Memory-wise, the Mi 5 comes with 3GB or 4GB of fast, power-efficient LPDDR4 RAM, which is enough to handle complex multitasking and keep many of your favorite apps in memory so they respond instantly. The Mi5's storage memory (up to 128GB) uses the excessively speedy UFS flash storage, which is up to 87% faster than the bog-standard eMMC storage and makes for near-instant read and write operations. Whereas eMMC 5.0 goes up to 240MB/s read/write, UFS supports up to 450MB read/write speeds. However, the Mi 5 doesn't let you expand its storage via microSD card.
The smartphone is powered by a 3000mAh battery, which is supposed to be enough for 8 days of standby and should be able to provide a decent battery life for the Mi 5, given its modern and power-efficient hardware.
The Mi 5 is one of the first to feature Sony's IMX298 camera sensor, whose perks include phase detection auto focus and DTI pixel-to-pixel isolation.
The Mi 5 is also among the first to feature Sony's IMX298 camera sensor, whose notable perks include phase detection auto focus and DTI pixel-to-pixel isolation. This is a pretty big deal, because unlike common back-side illuminated sensors, Deep Trench relies on front-side illumination to suppress electrical crosstalk. Crosstalk is the parasitic charge exchange between neighbouring pixels, which results in image distortion and requires the implementation of a pixel isolation technique such as Deep Trench Isolation. DTI puts small, light-proof dividers between pixels to prevent crosstalk and light from bleeding onto nearby pixels, reducing color inaccuracy. It's the most modern method available, and it's used by Apple in the iPhone 6s and 6s Plus.

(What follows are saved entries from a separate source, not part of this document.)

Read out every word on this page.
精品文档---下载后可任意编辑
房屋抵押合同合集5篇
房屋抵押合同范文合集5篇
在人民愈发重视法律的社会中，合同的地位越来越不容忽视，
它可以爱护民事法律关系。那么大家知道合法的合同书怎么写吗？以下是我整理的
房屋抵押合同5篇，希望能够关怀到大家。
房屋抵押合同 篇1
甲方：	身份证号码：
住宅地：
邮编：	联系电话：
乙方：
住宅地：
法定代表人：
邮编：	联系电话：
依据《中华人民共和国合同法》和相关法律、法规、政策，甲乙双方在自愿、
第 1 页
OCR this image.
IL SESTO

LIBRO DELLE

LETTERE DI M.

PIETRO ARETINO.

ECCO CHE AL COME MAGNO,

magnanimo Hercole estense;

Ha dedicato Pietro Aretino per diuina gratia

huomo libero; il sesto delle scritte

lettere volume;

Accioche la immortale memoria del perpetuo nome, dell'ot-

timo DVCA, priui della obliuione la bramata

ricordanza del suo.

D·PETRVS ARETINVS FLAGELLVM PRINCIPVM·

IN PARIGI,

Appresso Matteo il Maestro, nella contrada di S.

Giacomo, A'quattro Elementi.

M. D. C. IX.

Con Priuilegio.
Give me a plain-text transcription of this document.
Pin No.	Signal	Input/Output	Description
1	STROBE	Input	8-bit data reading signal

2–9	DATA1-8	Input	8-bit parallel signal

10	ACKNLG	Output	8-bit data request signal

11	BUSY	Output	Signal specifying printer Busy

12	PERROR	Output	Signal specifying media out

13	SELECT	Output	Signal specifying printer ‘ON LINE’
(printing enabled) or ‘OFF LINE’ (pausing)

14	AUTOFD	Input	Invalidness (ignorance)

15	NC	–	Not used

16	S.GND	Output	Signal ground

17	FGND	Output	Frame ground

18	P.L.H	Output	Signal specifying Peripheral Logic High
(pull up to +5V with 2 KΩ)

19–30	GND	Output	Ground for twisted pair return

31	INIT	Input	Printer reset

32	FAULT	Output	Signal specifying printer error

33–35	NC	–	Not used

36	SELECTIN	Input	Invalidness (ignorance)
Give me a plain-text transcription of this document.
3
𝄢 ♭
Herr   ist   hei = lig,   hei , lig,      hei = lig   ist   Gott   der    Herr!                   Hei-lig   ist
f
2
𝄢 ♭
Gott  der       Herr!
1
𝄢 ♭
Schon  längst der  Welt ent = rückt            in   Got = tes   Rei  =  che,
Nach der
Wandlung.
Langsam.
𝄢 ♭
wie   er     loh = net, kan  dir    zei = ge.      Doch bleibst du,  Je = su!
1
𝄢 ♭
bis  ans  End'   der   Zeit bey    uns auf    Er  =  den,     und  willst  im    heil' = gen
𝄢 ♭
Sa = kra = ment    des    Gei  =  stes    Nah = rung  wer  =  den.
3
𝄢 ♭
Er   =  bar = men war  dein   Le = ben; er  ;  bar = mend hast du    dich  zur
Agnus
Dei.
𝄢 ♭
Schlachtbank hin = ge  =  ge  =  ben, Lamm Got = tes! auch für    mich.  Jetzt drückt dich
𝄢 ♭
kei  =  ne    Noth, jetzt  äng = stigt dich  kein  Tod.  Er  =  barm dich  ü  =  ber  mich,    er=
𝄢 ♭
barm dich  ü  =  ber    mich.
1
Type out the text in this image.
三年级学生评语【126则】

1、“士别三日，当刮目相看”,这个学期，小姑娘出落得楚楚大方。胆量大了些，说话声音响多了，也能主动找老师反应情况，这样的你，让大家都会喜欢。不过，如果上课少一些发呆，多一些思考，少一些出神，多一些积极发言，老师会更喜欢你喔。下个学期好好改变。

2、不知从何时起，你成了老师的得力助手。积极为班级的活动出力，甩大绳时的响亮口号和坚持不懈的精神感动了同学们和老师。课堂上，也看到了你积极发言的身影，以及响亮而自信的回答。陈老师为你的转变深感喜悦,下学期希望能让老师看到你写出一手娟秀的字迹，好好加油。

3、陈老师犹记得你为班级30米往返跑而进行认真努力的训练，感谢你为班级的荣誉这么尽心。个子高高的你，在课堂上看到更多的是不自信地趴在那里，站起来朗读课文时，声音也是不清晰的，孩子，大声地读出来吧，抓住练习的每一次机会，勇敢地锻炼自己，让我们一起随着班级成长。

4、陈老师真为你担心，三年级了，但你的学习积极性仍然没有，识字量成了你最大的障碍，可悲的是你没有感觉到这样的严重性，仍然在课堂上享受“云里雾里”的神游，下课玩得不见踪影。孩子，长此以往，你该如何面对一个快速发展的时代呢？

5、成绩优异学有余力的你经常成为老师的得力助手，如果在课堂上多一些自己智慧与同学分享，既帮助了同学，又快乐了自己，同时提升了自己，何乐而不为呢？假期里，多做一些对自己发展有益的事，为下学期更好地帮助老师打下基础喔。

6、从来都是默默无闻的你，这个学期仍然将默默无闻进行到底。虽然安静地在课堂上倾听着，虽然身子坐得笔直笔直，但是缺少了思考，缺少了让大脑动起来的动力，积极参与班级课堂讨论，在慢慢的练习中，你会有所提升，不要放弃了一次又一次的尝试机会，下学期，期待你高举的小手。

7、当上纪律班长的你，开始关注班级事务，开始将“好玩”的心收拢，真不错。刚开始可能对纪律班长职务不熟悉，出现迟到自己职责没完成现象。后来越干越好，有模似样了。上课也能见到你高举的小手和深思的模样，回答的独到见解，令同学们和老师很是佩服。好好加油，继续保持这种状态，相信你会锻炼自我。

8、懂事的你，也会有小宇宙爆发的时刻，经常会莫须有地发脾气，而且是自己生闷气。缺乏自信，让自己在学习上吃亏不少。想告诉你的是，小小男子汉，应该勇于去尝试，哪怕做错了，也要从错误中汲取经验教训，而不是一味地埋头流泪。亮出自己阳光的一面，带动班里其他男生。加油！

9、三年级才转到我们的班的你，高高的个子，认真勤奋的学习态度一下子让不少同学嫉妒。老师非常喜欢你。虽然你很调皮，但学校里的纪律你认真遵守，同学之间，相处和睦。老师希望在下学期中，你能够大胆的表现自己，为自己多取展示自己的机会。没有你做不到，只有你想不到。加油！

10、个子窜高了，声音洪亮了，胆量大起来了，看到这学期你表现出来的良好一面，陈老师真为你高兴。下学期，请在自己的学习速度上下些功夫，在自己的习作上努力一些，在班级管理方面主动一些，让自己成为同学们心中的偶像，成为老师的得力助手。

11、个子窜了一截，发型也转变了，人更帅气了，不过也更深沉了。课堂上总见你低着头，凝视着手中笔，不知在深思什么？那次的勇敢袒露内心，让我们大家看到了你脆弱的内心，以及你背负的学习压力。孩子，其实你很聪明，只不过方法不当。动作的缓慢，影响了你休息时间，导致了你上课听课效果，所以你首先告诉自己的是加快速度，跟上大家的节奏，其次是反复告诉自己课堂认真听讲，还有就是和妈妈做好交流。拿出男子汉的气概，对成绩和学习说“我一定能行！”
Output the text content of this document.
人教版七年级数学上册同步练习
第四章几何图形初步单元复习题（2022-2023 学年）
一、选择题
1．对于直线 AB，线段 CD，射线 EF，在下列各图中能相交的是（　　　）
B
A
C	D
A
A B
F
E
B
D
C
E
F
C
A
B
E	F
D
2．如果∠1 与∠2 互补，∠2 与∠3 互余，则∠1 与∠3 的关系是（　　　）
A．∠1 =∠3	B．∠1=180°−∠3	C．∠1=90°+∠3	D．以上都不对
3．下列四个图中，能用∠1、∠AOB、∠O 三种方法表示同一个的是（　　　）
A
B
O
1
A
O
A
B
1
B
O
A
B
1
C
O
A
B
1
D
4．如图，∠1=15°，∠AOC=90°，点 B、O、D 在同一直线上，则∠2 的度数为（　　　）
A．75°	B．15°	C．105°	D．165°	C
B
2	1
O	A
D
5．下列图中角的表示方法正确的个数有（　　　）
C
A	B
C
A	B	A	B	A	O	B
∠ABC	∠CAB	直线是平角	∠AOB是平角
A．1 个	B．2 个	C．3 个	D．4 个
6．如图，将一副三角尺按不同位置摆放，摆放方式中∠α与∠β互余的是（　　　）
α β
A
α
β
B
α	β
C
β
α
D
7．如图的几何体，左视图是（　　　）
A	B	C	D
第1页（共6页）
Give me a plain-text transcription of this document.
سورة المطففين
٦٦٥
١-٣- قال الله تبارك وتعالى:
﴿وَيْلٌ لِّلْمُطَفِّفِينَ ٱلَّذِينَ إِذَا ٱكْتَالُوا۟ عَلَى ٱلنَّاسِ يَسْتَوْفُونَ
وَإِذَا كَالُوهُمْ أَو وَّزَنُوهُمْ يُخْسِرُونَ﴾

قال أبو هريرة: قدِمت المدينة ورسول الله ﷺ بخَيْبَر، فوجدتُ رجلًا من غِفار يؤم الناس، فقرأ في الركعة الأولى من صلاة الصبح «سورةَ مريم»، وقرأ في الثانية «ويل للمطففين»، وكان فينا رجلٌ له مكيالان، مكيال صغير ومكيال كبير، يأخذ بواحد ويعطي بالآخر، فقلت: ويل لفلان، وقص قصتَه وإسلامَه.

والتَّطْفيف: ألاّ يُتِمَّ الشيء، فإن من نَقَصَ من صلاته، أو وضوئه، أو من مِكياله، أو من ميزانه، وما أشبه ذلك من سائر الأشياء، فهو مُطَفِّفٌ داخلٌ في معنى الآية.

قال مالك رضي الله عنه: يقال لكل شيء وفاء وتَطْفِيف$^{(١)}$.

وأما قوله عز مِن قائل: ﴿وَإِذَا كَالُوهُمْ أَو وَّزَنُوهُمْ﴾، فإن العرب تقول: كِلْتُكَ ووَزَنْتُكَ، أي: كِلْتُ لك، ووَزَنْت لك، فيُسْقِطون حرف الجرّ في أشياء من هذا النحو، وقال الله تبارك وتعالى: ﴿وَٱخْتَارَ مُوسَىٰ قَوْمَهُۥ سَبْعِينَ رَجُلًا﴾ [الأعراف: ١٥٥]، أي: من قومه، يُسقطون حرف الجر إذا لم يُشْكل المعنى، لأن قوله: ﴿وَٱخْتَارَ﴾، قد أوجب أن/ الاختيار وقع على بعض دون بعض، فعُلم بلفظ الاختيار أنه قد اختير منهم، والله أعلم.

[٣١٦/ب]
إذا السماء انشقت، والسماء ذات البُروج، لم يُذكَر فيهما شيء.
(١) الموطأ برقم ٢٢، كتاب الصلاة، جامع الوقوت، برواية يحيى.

Additionally, the Mi5's camera setup features an f/2.0 aperture which is neither too fast, nor too slow, but rather standard. The cam has a dual-LED flash and supports 32 seconds of manual exposure, while benefiting from a light enhancement technology with the goal of delivering authentic colors.
The Mi5's front camera is a 4-megapixel unit, which may or may not be the HTC UltraPixel camera in disguise. Xiaomi used this cam on the Mi Note Pro, and by all accounts, it suffices for the task of handling selfies with its big, light-soaking 2 micron pixels and 80-degree wide angle. The manufacturer also implemented real-time beautification to enhance video calls.
In addition to photos, the rear cam can take videos in up to 4K resolution, and both cameras can record in 1080p or 720p should you want it this way.
For all its overwhelming specs, the Xiaomi Mi 5 is priced very affordably in its homeland of China. Of course, if one decides on importing the phone, those prices will be higher, due to reseller markup, shipping costs and import taxes. Still, the Mi 5 could potentially make for a heck of a deal, considering the base model with 3GB of RAM and 32GB of storage starts from ~$306 (2000 yuan), the 3GB RAM / 64GB storage goes from $352 (2300 yuan), and the Ceramic Exclusive with 4GB of RAM and 128GB of storage is sold for $413 (2700 yuan).